Earliest known Jewish community was 1845. 1930 Jewish population was 226. The Jewish population increased both in second half of 19th century and first third of 20th century. Religious society was unrecorded before WWII. Local worshippers belonged to congregation in Rumburk. After the Holocaust, many Jews of the E Ruthenia settled in Varnsdorf. A synagogue group and religious community with prayer-room was founded in 1945 with aliyah and emigration after 1948. Prayer-room closed in 1983. Painter and poet Peter Kien (1919-probably Auschwitz 1944), who was active in Terezin ghetto, was born here. The Jewish cemetery originated in second half of 19th century with last known Progressive/Reform Jewish burial in 1972 or later. Rumburk (German: Rumburg) used this cemetery, 6 km away. The isolated suburban hillside has a sign or plaque in Yiddish and Czech. Access is open to all via a continuous masonry wall and non-locking gate. Stones date from second half of 19th-20th century.

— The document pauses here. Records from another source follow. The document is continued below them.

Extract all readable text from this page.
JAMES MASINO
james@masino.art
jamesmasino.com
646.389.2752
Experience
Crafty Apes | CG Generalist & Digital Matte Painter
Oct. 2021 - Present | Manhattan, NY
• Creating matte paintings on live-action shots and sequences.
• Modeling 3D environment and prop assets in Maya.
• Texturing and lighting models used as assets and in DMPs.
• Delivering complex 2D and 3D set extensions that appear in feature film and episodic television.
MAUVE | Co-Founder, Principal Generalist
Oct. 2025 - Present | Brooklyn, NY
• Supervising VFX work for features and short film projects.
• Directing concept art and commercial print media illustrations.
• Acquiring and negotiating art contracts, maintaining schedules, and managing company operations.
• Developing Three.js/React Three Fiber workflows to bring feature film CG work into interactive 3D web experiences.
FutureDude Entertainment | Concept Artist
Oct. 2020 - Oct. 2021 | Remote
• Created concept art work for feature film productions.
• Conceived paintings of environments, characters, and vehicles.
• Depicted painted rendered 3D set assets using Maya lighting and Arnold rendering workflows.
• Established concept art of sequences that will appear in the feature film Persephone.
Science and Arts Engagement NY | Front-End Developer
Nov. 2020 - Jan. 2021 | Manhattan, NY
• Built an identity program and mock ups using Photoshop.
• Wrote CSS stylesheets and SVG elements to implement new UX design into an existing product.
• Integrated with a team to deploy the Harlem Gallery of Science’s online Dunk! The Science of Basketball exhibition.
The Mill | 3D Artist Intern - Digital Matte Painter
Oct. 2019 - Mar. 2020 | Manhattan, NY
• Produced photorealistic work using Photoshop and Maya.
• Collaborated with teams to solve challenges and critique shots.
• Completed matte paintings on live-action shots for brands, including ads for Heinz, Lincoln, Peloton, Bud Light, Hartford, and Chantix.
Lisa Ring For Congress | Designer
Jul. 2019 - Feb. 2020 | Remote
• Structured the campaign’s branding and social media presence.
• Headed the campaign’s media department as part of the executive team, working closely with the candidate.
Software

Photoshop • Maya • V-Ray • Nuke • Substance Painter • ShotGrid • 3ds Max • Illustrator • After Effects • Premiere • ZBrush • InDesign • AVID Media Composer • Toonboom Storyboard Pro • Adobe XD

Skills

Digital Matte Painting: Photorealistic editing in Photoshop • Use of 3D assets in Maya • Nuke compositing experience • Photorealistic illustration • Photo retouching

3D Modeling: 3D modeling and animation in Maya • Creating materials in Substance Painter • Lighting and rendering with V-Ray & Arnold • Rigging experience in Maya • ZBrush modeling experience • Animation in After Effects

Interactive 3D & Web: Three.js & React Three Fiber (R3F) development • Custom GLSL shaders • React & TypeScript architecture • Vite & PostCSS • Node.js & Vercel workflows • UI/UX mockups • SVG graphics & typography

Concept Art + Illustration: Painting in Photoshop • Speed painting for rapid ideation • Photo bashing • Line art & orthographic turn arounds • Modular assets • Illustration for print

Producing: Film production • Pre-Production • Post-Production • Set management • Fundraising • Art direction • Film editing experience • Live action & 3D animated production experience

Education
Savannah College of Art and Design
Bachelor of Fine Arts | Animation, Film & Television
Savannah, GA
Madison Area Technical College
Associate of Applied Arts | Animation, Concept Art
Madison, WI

The granite finely smoothed and inscribed stones or multi-stone monuments have German and Czech inscriptions. Some have bronze decorations or lettering. The cemetery contains special memorial monuments to Holocaust victims and Jewish and non-Jewish soldiers, marked mass graves of Jewish victims of death-march in 1945, and a pre-burial house with a tahara and a catafalque for all religions. The municipality owns the property used as municipal cemetery. Adjacent properties are commercial or industrial and agricultural. Occasionally, private visitors stop. Vandalism occurred occasionally 1981-91. Local/municipal authorities do continuous restoration with care by regular caretaker paid by a local contribution. Slight threat: uncontrolled access and vandalism.
Jan Marek, Na hranici 208, 405 05 Decin; message or fax: 0412/23-662 or 28-090 and Jiri Fiedler, z"l, Brdickova 1916, 155 00 Praha 5; tel. 02/55-33-40 completed survey on 27 November 1992. Documentation: personal archives of J. Marek; article in Vestnik NZO, year 34, No. 9; and letter of Ms. H. Vymetalkova from Varnsdorf (1985). The site was not visited. Friedl, Maly, Springer, and Funda (addresses above) in Varnsdorf and Rumburk were interviewed in 1992.